Models
| Model | Parameters | Speed | Accuracy | VRAM |
|---|---|---|---|---|
| tiny | 39M | ~10x realtime | Good | ~1GB |
| base | 74M | ~7x realtime | Better | ~1GB |
| small | 244M | ~4x realtime | Good+ | ~2GB |
| medium | 769M | ~2x realtime | Great | ~5GB |
| large-v3 | 1.5B | ~1x realtime | Best | ~10GB |
Python API
import whisper
model = whisper.load_model("medium")
result = model.transcribe("audio.mp3", word_timestamps=True)

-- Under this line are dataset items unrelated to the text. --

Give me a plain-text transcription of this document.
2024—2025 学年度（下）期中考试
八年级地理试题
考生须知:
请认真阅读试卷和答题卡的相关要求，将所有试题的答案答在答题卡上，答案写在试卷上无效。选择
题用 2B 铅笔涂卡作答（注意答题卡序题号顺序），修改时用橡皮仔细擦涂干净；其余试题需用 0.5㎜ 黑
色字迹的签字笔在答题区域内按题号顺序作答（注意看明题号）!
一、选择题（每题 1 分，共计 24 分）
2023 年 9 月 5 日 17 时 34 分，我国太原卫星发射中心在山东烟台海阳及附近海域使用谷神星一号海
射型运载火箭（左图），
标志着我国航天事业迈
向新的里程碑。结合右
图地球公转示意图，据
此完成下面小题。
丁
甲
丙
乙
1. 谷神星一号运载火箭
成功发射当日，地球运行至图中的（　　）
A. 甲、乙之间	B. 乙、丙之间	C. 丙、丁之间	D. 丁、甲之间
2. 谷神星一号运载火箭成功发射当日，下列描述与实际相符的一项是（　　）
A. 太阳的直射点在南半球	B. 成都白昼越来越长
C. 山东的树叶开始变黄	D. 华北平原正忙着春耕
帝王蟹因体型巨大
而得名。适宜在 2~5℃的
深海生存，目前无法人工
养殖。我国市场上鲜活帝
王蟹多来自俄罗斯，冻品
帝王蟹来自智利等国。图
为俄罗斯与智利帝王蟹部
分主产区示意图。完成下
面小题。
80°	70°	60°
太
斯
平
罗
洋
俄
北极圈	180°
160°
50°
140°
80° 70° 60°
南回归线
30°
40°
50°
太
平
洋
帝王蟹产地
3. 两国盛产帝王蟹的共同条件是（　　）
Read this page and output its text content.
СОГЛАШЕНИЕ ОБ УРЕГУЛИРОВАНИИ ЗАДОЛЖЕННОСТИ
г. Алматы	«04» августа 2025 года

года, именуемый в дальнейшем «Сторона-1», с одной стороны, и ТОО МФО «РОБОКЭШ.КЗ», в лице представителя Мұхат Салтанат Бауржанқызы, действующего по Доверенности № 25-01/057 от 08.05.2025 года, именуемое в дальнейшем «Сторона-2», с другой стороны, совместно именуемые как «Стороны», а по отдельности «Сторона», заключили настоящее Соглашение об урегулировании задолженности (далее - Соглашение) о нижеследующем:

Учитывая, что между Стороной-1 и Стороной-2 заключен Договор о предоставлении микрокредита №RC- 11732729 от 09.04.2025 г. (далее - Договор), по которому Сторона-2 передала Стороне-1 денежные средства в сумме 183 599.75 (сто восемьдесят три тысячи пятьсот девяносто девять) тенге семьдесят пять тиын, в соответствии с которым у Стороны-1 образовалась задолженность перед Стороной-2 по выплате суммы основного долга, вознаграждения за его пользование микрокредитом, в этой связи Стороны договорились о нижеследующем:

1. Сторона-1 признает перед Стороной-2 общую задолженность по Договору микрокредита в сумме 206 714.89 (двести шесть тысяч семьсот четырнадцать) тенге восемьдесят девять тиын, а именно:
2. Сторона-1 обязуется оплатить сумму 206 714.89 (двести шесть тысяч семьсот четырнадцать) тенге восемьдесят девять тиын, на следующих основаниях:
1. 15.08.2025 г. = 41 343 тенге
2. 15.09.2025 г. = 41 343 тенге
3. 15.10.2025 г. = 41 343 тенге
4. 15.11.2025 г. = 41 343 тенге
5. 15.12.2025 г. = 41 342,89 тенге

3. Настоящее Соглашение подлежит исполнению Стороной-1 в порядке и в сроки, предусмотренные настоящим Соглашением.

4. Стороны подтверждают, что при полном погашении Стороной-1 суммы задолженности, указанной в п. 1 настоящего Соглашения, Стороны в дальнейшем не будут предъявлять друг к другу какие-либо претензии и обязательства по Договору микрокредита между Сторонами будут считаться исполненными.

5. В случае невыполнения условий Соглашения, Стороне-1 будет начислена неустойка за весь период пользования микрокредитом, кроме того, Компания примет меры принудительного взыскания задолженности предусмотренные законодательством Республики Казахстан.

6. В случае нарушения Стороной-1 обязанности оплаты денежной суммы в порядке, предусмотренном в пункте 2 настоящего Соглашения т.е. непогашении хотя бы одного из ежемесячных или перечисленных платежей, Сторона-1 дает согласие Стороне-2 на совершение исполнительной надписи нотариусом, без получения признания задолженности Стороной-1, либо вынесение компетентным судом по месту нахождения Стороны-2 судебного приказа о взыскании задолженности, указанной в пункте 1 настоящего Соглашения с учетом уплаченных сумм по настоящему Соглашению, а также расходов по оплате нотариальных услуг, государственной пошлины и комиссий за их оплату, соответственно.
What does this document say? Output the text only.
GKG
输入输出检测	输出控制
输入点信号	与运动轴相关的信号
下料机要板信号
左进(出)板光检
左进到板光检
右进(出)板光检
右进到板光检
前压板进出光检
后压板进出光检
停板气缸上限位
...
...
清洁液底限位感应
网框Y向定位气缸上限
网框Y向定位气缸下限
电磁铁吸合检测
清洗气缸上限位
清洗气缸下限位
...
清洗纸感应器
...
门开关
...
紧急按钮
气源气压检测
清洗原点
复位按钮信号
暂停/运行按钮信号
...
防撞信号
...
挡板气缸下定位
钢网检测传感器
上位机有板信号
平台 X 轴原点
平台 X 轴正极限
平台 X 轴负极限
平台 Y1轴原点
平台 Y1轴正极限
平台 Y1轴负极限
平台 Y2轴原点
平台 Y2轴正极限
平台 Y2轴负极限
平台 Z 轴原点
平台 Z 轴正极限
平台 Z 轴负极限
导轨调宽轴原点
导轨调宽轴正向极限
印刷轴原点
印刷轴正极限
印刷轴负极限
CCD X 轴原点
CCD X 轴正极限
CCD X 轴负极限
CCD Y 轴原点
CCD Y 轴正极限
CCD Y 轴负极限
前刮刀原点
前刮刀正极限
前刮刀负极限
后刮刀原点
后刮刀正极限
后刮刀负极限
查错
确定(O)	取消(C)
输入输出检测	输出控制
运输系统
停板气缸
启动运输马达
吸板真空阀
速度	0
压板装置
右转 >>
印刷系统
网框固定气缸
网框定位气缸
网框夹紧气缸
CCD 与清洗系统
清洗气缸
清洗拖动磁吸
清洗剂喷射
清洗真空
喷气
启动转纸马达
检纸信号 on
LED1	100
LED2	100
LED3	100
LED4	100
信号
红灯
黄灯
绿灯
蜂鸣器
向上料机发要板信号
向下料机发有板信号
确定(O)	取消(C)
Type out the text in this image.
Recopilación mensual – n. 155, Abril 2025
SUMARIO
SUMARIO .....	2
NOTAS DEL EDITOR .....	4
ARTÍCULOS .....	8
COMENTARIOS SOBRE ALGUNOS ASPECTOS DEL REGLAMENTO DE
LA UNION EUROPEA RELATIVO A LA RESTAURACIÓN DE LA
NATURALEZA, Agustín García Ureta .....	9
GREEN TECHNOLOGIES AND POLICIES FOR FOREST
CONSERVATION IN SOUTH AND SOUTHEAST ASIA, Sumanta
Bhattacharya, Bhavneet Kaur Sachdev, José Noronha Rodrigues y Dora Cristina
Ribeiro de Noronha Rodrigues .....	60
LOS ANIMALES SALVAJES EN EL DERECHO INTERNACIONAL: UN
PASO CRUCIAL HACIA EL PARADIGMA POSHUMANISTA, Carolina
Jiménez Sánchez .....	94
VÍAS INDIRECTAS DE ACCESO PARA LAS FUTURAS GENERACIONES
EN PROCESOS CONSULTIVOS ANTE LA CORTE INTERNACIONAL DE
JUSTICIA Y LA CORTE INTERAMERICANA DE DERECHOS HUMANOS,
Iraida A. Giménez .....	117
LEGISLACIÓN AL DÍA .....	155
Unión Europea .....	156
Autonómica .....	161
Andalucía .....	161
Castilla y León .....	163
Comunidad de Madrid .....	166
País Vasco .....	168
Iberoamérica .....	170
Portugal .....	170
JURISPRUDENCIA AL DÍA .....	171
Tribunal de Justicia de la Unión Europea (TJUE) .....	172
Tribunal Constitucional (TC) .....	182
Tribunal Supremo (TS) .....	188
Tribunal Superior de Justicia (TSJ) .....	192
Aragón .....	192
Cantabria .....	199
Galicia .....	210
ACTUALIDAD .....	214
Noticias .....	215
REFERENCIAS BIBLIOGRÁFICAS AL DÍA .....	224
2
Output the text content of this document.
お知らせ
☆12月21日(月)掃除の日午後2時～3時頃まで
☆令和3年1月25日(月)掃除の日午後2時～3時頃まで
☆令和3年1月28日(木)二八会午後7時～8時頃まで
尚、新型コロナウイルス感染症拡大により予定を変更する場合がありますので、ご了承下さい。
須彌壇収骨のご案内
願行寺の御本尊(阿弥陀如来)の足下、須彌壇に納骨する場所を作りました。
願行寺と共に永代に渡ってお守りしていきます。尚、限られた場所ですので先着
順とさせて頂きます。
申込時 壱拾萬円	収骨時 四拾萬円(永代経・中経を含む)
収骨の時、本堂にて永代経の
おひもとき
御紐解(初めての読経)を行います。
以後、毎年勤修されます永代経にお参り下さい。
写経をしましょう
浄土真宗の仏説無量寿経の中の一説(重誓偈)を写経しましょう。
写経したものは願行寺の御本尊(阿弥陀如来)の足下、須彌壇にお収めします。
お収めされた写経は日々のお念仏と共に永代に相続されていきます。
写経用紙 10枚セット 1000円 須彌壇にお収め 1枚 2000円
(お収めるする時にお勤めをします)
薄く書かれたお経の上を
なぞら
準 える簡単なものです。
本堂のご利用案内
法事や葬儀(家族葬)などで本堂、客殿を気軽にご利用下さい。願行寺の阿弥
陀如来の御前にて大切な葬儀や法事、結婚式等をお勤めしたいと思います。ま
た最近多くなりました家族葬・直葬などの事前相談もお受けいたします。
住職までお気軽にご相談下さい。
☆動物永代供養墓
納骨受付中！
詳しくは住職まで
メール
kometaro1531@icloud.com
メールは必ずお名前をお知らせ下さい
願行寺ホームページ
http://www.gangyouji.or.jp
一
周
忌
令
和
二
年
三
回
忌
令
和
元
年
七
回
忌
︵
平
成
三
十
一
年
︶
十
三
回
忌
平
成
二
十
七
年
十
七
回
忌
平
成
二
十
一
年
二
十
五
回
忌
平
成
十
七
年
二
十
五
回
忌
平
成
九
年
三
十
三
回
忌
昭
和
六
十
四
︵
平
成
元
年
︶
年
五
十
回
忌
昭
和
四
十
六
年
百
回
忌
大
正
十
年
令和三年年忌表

for segment in result["segments"]:
print(f"[{segment['start']:.1f}s - {segment['end']:.1f}s] {segment['text']}")Output Formats
whisper audio.mp3 --output_format srt # SubRip subtitles
whisper audio.mp3 --output_format vtt # WebVTT subtitles
whisper audio.mp3 --output_format json # Detailed JSON with word timestamps
whisper audio.mp3 --output_format txt # Plain textFAQ
Q: What is Whisper? A: OpenAI's open-source speech recognition model that transcribes audio to text in 99 languages with word-level timestamps. 75,000+ GitHub stars.
Q: Is Whisper free? A: Yes. Whisper is MIT-licensed and runs locally on your machine. No API costs.
Q: What languages does Whisper support? A: 99 languages including English, Chinese, Spanish, French, German, Japanese, Korean, Arabic, and more.